Today I had proof that no good deed goes unpunished.
I agreed to take over some of another person’s work, and had spent friday afternoon doing the same. I reported the other overbearing boss (the one only a year ahead of me) that afternoon with the outcome of my assessments. She seemed quite satisfied at the time.
This morning, I got told that if I didn’t want to do the assessments, then I should tell her and that I didn’t seem very interested in her patients. I had told her that I did them as soon as I could and that, with respect, they had plans now where before there were none. There was a bit of arguing back and forth, with me asking her to talk to me more nicely, to which she replied “I will talk to you like a consultant talks to a registrar”.
My response was very nearly “oh, get fucked”. I bit my tongue and instead replied “excuse me, you are only a year ahead of me”.
I will do anything that anyone asks of me, and work as hard as I need to, but not if I am going to be given a hard time about it.
That exchange has upset me, so much that I nearly went and ate fish and chips for lunch. It smelled good. But I had a chicken and salad sandwich. Go me, I fecking rock.
I am also tired of the way they both throw their weight around, not only with me, but with the nursing and other staff. It makes me cringe sometimes, the way they talk. It has made me look at how I talk to other staff and be super nice to them.
I have decided that I am going to have a talk to one of the senior consultants – would rather things come from me than others. The senior consultants are more respectful.
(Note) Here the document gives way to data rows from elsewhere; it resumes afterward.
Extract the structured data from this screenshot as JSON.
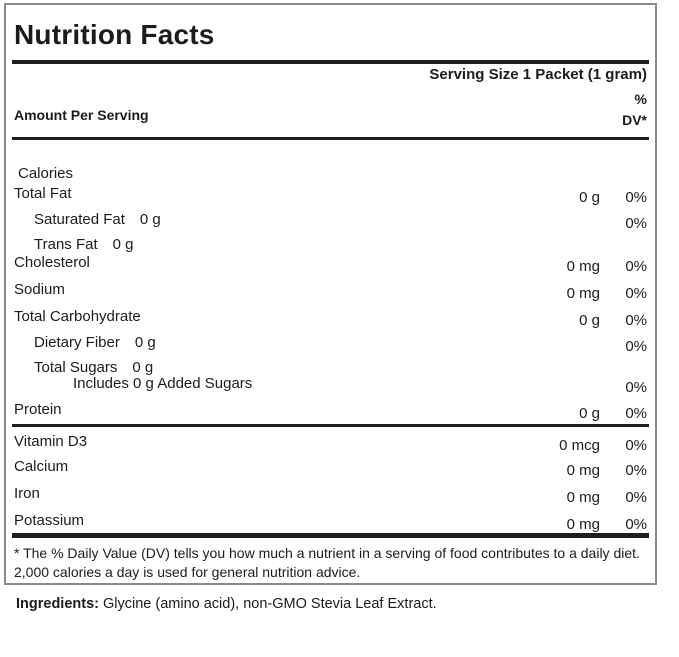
{
  "title": "Nutrition Facts",
  "serving_size": "Serving Size 1 Packet (1 gram)",
  "amount_per_serving": "Amount Per Serving",
  "dv_header": {
    "line1": "%",
    "line2": "DV*"
  },
  "rows": [
    {
      "name": "Calories",
      "amount": "",
      "dv": ""
    },
    {
      "name": "Total Fat",
      "amount": "0 g",
      "dv": "0%"
    },
    {
      "name": "Saturated Fat",
      "inline_amount": "0 g",
      "dv": "0%"
    },
    {
      "name": "Trans Fat",
      "inline_amount": "0 g",
      "dv": ""
    },
    {
      "name": "Cholesterol",
      "amount": "0 mg",
      "dv": "0%"
    },
    {
      "name": "Sodium",
      "amount": "0 mg",
      "dv": "0%"
    },
    {
      "name": "Total Carbohydrate",
      "amount": "0 g",
      "dv": "0%"
    },
    {
      "name": "Dietary Fiber",
      "inline_amount": "0 g",
      "dv": "0%"
    },
    {
      "name": "Total Sugars",
      "inline_amount": "0 g",
      "dv": ""
    },
    {
      "name": "Includes 0 g Added Sugars",
      "dv": "0%"
    },
    {
      "name": "Protein",
      "amount": "0 g",
      "dv": "0%"
    }
  ],
  "micronutrients": [
    {
      "name": "Vitamin D3",
      "amount": "0 mcg",
      "dv": "0%"
    },
    {
      "name": "Calcium",
      "amount": "0 mg",
      "dv": "0%"
    },
    {
      "name": "Iron",
      "amount": "0 mg",
      "dv": "0%"
    },
    {
      "name": "Potassium",
      "amount": "0 mg",
      "dv": "0%"
    }
  ],
  "footnote": "* The % Daily Value (DV) tells you how much a nutrient in a serving of food contributes to a daily diet. 2,000 calories a day is used for general nutrition advice.",
  "ingredients": {
    "label": "Ingredients:",
    "text": " Glycine (amino acid), non-GMO Stevia Leaf Extract."
  },
  "colors": {
    "text": "#1c1c1c",
    "bar": "#1f1f1f",
    "border": "#8a8a8a",
    "background": "#ffffff"
  }
}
I am a bit upset tonight but I will do pilates rather than eat and drink merry. It is a test.
My other rant for the day (nearly eclipsed by the rant above) with my intern colleague who also did the race, was about all the slowies starting up the front. We decided that people who only can or only intend to run 3km should probably a. not enter a 10km race and b. if they are gunna, then they should start up the goddamn back. This may be controversial but there are some out there who agree, I am sure!
P.S. I am not going to pilates tonight. I am going to stay at home with hubby cause I am too stiff and I want to debrief or “download” to hubby.
P.P.S. Cutler and Co was fantastic. A very lovely chocolatey dessert, which I left room for by not finishing the main course.
addit 2025: I ate the lollies. They were there and I wanted them.